Boualem Sansal, par son courage et sa plume, incarne cette flamme. Il est un porteur de braise. Et chaque mot qu’il écrit est un défi lancé à l’oppression. Il nous rappelle que la pensée libre ne s’éteint jamais, qu’elle résiste, même sous les cendres les plus épaisses.
Boualem Sansal, à travers son œuvre, incarne cette quête permanente de vérité, ce défi lancé à l’ordre établi. Son écriture est une insurrection pacifique, une dénonciation sans fard des injustices. Aujourd’hui, il est persécuté pour avoir osé dire ce qu’il fallait dire. Mais son courage, loin de l’abattre, ne fait que renforcer la portée de ses mots. Ses écrits, tout comme ceux de nombreux écrivains avant lui, traverseront le temps. Ils seront lus, relus, étudiés, et dans chaque lecture, dans chaque réflexion, sa pensée continuera de vivre, d’éclairer, de libérer.
L’écriture, plus que jamais, est notre bien le plus précieux. Elle est notre mémoire, notre combat, notre révolte. Elle est l’âme du peuple, la voix des opprimés, le miroir de l’Histoire. Elle ne craint pas les dictatures, elle ne se laisse pas écraser sous les talons des tyrans. Elle est la braise qui, une fois allumée, continue de brûler dans le cœur des hommes, éclairant le chemin de la liberté. Cette braise, même menacée par le vent de l’oppression, résiste. Elle perdure, elle éclaire, elle libère.
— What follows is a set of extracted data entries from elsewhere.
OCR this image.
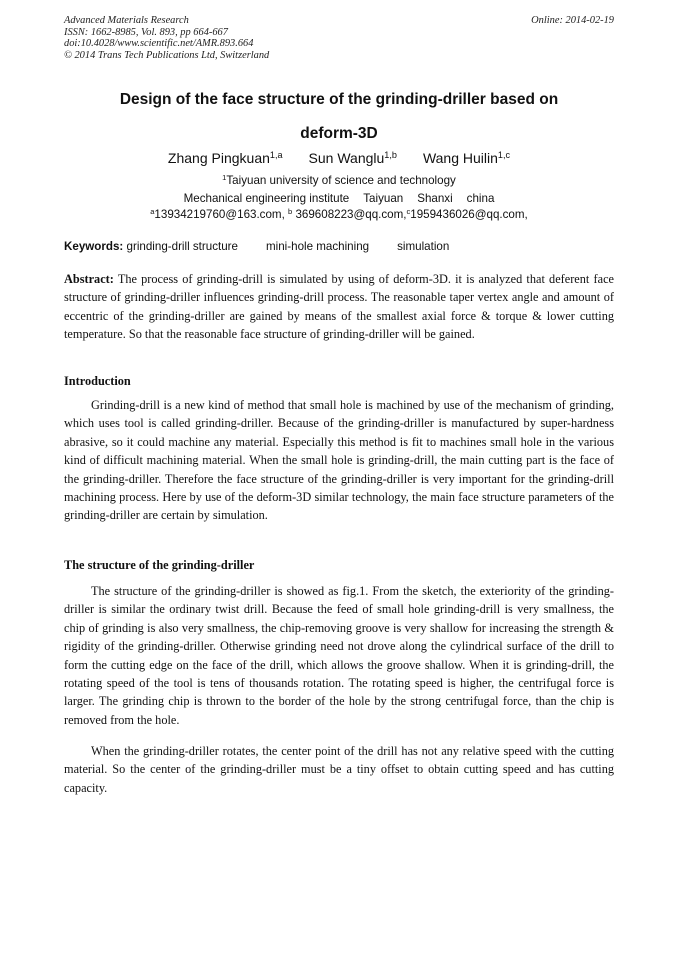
Advanced Materials Research
ISSN: 1662-8985, Vol. 893, pp 664-667
doi:10.4028/www.scientific.net/AMR.893.664
© 2014 Trans Tech Publications Ltd, Switzerland
Online: 2014-02-19
Design of the face structure of the grinding-driller based on
deform-3D
Zhang Pingkuan$^{1,a}$ Sun Wanglu$^{1,b}$ Wang Huilin$^{1,c}$
$^1$Taiyuan university of science and technology
Mechanical engineering institute Taiyuan Shanxi china
$^a$13934219760@163.com, $^b$ 369608223@qq.com,$^c$1959436026@qq.com,
Keywords: grinding-drill structure mini-hole machining simulation
Abstract: The process of grinding-drill is simulated by using of deform-3D. it is analyzed that deferent face structure of grinding-driller influences grinding-drill process. The reasonable taper vertex angle and amount of eccentric of the grinding-driller are gained by means of the smallest axial force & torque & lower cutting temperature. So that the reasonable face structure of grinding-driller will be gained.
Introduction
Grinding-drill is a new kind of method that small hole is machined by use of the mechanism of grinding, which uses tool is called grinding-driller. Because of the grinding-driller is manufactured by super-hardness abrasive, so it could machine any material. Especially this method is fit to machines small hole in the various kind of difficult machining material. When the small hole is grinding-drill, the main cutting part is the face of the grinding-driller. Therefore the face structure of the grinding-driller is very important for the grinding-drill machining process. Here by use of the deform-3D similar technology, the main face structure parameters of the grinding-driller are certain by simulation.
The structure of the grinding-driller
The structure of the grinding-driller is showed as fig.1. From the sketch, the exteriority of the grinding-driller is similar the ordinary twist drill. Because the feed of small hole grinding-drill is very smallness, the chip of grinding is also very smallness, the chip-removing groove is very shallow for increasing the strength & rigidity of the grinding-driller. Otherwise grinding need not drove along the cylindrical surface of the drill to form the cutting edge on the face of the drill, which allows the groove shallow. When it is grinding-drill, the rotating speed of the tool is tens of thousands rotation. The rotating speed is higher, the centrifugal force is larger. The grinding chip is thrown to the border of the hole by the strong centrifugal force, than the chip is removed from the hole.
When the grinding-driller rotates, the center point of the drill has not any relative speed with the cutting material. So the center of the grinding-driller must be a tiny offset to obtain cutting speed and has cutting capacity.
Nous écrivons, donc, non seulement pour Boualem Sansal, mais pour tous ceux qui, à travers le monde, se battent pour que la pensée demeure libre. Nous écrivons pour la mémoire, pour la vérité, pour la justice. Et à chaque ligne, à chaque mot, nous affirmons notre refus de la soumission. Nous affirmons que l’écriture ne peut être jugée, elle doit être lue, défendue et préservée. Car c’est dans l’écriture que réside la véritable force de la liberté humaine.
Le monde des Lettres doit se mobiliser davantage contre cette forfaiture, en écrivant, car c’est dans l’écriture que se forgent les imaginaires de liberté, de paix et de justice. Somme toute, chaque écrivain est porteur d’une flamme qu’aucun vent de censure de la part de dirigeants ignares ne peut éteindre.
SIGNATAIRES :
1- Baba DIENG, Chroniqueur, Sénégal ; 2- Mama Ndiaw GOUMBALE, Ecrivain, poète et romancier, Maître en Droit Public, Université Gaston Berger, Sénégal ; 3- Mamadou CISS, Journaliste, Sénégal ; 4- Mamadou DIOP, Etudiant en Droit public, Université Gaston Berger, Sénégal ; 5- Mackiyou DIOUF, Etudiant en Science politique, Université Gaston Berger, Sénégal ; 6- Moussa THIMBO, Etudiant en Droit public, Université Gaston Berger, Sénégal ; 7- Ousmane BALDE, Etudiant en Droit privé, Ecrivain, Université Gaston Berger, Sénégal ; 8- Djibril BA, Université Gaston Berger, Sénégal ; 9- Pathé NDIAYE, Etudiant en Droit public, Poète, Université Cheikh Anta Diop, Sénégal ; 10- Seydou Barham DIOUF, Etudiant en Science Politique, Université Cheikh Anta Diop, Sénégal.